Added 1 new A* page:SpaceX launches electric satellites is a BBC article covering today's launch of two commercial satellites by the space flight company SpaceX, and it makes a point of discussing the fact that these satellites use electrically boosted xenon ions for propulsion, rather than conventional gas-burning thrusters. Such ion drives have been more and more popular with European and Asian space vehicles in recent years, for instance there was the Japanese Hayabusa probe that returned material from asteroid 25143 Itokawa in 2010, and the European SMART-1 satellite that used an ion thruster to reach the Moon in 2004. As the BBC article puts it,

The efficiency of electric thrusters does away with the bulky fuel tanks required by traditional chemical engines. [...] The downside is that it takes longer for a spacecraft to get into position once it is dropped off in orbit - on the order of months rather than weeks.

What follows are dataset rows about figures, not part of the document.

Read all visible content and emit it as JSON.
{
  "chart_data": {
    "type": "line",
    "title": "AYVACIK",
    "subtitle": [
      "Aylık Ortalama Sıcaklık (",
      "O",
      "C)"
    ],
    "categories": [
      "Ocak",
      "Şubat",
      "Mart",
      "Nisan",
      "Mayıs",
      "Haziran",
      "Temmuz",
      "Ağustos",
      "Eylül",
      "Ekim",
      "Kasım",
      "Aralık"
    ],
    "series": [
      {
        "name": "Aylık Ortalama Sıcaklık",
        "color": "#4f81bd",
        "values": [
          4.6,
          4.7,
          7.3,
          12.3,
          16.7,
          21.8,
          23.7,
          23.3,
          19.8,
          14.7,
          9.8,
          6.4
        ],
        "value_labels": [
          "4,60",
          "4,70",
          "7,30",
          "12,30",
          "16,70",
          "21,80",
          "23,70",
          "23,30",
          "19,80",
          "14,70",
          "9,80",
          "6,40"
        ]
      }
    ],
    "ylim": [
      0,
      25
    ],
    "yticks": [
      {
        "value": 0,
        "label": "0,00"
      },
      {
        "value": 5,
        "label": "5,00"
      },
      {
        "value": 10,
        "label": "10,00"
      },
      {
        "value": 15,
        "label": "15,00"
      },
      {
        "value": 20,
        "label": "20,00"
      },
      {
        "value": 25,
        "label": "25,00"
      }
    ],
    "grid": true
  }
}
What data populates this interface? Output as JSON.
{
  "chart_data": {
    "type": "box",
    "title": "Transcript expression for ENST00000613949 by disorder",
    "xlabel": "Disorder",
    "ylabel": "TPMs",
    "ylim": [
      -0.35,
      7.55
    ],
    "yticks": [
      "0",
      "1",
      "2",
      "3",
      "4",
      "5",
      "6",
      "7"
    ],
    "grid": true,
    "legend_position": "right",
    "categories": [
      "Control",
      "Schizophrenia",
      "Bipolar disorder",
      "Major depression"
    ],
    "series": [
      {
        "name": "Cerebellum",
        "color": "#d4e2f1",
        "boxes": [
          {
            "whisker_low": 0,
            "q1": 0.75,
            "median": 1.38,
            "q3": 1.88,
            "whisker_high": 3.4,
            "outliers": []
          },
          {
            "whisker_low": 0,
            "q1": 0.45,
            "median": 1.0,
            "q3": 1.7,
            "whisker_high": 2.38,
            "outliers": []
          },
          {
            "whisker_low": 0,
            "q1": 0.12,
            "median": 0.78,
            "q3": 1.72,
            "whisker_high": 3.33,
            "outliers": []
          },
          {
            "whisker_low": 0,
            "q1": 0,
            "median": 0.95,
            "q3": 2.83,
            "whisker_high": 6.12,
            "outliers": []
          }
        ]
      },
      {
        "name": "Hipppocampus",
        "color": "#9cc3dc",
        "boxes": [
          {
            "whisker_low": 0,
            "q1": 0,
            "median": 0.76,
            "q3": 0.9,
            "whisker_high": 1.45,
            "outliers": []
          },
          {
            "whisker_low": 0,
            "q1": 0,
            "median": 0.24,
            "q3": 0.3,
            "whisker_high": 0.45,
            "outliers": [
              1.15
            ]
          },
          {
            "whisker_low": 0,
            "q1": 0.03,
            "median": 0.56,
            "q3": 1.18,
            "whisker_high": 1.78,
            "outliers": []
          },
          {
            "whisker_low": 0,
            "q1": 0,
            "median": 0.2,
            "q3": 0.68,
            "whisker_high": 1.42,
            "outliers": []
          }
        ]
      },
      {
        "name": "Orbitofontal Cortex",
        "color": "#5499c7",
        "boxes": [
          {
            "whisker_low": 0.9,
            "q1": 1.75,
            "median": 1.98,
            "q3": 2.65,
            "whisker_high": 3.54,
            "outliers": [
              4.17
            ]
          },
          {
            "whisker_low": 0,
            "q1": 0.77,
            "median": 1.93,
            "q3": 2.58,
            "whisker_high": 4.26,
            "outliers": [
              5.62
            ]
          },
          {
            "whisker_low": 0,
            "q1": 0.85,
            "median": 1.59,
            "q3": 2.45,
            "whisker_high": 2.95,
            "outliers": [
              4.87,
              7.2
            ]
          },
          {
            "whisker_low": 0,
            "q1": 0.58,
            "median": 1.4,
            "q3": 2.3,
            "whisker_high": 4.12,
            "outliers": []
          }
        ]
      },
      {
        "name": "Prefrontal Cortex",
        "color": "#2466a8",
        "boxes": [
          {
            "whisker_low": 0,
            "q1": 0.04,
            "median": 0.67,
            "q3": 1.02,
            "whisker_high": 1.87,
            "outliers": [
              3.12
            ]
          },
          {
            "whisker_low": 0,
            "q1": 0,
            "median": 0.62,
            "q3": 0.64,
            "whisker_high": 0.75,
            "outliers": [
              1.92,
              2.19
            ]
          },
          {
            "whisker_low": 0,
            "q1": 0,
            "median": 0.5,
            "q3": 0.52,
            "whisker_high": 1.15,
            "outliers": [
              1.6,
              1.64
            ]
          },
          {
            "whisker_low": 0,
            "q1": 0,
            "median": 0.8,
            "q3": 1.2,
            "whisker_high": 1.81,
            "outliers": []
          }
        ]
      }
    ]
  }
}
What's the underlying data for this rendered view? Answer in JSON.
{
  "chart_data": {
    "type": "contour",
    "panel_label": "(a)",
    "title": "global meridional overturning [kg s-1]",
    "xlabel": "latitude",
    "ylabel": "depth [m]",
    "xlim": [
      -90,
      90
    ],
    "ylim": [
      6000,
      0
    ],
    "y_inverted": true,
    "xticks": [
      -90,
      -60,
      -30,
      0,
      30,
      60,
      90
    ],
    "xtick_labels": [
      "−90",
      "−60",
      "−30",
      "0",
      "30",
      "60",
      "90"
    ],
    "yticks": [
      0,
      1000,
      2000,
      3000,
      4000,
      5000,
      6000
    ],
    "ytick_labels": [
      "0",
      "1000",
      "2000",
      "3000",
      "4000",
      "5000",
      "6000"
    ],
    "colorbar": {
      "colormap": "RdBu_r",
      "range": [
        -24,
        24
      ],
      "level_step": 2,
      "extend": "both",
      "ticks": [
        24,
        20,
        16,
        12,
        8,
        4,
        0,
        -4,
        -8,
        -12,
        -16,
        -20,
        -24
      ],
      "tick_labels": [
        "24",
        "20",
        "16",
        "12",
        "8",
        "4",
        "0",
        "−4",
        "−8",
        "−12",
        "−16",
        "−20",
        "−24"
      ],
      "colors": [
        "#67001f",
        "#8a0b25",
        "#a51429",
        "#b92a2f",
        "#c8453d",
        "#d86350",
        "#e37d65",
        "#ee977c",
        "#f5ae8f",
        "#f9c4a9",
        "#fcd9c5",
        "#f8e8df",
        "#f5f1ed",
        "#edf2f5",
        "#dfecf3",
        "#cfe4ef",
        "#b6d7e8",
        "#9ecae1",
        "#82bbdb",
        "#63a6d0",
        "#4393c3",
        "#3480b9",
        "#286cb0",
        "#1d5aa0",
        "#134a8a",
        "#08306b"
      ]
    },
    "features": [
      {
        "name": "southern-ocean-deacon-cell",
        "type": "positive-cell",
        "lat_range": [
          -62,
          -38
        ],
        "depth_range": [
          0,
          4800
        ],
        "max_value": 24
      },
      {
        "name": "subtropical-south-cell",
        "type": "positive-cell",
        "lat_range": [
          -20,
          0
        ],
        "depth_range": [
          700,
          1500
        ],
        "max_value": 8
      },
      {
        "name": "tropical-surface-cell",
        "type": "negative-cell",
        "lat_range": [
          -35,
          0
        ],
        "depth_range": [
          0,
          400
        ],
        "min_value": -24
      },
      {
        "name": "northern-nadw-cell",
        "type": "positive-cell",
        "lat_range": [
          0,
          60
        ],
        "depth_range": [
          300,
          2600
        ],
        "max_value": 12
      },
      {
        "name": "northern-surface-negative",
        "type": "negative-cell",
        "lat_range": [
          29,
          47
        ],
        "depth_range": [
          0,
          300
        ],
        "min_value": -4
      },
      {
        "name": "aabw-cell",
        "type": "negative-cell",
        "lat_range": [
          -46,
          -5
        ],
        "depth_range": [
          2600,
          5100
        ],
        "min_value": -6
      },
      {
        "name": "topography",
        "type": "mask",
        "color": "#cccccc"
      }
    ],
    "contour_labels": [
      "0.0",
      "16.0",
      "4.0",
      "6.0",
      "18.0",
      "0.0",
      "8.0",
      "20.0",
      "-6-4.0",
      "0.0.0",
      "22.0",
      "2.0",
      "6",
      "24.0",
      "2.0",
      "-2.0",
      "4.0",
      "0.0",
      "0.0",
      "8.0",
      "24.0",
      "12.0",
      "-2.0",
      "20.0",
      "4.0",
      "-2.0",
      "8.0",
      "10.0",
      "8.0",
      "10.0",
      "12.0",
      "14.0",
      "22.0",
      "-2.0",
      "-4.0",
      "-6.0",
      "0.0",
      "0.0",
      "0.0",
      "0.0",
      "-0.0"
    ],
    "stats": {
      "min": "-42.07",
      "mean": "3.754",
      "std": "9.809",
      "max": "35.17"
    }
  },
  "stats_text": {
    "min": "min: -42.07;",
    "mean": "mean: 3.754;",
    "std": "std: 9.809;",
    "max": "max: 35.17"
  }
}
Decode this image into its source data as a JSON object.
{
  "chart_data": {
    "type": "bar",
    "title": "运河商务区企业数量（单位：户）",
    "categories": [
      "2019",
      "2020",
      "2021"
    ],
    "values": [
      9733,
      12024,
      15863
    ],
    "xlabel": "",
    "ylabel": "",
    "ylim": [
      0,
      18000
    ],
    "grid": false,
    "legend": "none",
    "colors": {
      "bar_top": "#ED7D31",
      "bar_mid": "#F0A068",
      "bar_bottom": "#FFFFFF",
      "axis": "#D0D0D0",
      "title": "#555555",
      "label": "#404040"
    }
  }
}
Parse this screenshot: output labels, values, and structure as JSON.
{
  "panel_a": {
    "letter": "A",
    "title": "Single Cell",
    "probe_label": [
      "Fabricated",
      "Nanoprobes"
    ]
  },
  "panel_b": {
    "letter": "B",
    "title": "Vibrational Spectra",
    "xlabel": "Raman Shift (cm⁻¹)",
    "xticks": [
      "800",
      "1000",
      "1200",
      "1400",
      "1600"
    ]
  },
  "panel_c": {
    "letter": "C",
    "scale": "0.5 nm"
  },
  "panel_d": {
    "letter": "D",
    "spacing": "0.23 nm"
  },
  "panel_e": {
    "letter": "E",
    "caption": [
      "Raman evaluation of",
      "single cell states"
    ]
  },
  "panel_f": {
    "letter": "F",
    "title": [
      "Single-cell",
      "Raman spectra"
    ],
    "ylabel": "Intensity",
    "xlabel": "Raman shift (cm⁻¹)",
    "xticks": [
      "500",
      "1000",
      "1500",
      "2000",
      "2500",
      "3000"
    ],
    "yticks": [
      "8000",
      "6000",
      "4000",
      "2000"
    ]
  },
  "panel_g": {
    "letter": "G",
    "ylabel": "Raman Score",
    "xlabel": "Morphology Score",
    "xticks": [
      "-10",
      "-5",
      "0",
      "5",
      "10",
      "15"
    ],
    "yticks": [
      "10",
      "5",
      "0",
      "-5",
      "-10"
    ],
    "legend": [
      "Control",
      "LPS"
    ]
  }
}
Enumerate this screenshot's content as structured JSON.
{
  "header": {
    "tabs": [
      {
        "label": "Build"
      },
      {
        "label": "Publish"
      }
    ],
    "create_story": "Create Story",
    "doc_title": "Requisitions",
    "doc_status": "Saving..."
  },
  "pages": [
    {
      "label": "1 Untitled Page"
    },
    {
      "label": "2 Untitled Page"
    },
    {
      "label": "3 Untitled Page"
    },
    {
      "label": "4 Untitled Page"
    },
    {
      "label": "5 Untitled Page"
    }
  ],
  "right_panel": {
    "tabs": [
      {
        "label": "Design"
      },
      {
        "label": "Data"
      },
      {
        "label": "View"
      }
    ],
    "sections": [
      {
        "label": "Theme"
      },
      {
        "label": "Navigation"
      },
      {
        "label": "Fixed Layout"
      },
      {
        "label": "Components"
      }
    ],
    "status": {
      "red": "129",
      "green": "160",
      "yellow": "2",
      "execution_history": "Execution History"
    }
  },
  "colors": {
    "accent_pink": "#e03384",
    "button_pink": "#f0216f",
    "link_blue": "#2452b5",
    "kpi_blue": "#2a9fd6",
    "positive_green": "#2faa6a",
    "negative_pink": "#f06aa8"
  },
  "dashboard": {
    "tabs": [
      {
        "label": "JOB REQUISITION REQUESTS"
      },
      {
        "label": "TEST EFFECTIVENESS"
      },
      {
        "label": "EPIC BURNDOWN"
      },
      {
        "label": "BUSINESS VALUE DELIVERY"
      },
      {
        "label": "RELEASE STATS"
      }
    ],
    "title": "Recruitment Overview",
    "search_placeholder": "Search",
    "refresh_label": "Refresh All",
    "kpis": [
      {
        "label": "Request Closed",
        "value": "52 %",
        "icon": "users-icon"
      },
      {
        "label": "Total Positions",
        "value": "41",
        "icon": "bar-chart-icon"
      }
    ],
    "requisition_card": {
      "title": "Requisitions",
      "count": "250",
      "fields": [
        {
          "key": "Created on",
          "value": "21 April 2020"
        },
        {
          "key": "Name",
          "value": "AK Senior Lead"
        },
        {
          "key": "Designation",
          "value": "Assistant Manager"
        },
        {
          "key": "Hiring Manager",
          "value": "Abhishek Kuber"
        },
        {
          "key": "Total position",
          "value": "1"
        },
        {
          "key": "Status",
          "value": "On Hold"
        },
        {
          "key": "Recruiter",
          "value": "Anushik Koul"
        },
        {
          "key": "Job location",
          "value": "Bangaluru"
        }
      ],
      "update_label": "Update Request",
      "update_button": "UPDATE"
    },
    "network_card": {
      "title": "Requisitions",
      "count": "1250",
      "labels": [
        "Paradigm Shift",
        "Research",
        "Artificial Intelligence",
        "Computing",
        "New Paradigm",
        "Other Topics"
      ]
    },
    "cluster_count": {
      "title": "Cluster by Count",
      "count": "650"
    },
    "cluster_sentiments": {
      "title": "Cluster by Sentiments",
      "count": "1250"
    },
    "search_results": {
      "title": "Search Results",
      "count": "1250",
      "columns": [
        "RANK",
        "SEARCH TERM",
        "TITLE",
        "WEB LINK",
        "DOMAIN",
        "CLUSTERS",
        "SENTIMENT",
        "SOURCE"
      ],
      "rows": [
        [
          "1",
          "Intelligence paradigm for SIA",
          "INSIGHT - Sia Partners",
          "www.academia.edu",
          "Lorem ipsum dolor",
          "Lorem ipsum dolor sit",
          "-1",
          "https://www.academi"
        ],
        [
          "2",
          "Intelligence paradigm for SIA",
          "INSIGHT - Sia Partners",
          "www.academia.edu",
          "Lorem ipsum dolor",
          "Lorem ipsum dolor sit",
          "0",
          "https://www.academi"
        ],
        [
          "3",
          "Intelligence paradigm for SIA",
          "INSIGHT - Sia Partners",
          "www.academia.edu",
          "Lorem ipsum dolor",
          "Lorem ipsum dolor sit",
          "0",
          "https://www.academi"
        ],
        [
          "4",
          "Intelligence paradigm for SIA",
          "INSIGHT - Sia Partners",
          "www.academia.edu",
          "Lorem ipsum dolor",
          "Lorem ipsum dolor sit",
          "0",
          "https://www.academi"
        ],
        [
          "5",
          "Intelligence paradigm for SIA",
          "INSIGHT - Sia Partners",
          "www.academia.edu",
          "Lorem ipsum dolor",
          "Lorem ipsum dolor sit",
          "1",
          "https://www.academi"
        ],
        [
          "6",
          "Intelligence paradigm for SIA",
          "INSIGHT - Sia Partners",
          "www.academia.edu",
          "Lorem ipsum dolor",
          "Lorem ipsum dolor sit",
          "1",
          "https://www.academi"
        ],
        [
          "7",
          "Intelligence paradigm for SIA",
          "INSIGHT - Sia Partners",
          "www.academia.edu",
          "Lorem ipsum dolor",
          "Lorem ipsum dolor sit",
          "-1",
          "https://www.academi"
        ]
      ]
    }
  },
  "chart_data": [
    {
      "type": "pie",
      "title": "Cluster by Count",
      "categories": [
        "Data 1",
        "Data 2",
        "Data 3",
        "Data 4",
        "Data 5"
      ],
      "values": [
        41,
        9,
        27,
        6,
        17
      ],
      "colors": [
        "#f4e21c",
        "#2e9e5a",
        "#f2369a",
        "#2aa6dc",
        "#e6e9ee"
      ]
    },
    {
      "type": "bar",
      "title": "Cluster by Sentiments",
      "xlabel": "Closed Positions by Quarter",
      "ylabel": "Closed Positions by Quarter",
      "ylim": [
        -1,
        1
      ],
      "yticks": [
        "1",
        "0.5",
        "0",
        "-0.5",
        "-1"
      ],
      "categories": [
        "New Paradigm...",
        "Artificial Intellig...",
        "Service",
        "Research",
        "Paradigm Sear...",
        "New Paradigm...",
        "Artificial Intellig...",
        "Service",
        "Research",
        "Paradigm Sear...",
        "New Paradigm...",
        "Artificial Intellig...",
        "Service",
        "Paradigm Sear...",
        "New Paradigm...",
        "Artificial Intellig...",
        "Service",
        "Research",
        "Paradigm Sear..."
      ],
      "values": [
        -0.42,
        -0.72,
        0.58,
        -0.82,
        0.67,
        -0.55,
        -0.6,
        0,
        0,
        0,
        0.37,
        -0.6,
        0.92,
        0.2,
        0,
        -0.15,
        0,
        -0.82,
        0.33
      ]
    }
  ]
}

It appears that the first working ion thruster was built by NASA in 1959. NASA conducted successful test missions of ion engines in 1964 and 1970 (SERT I and II), but it was the Soviet Union who really ran with the technology, using hundreds of ion engines on satellites from the '70s through the '90s. NASA has run successful tests of ion drives running steadily for years on end; in one such test, the engine was 12 times more efficient than an conventional chemical thruster would have been, per kilogram of propellant. NASA's first spacecraft to use an ion drive was 1998's Deep Space 1, which made a flyby of asteroid 9969 Braille and Comet Borrelly. The US military and Boeing have used ion thrusters in their satellite projects, and let's not leave out NASA's Dawn probe, currently closing in on the dwarf planet Ceres with its ion drive.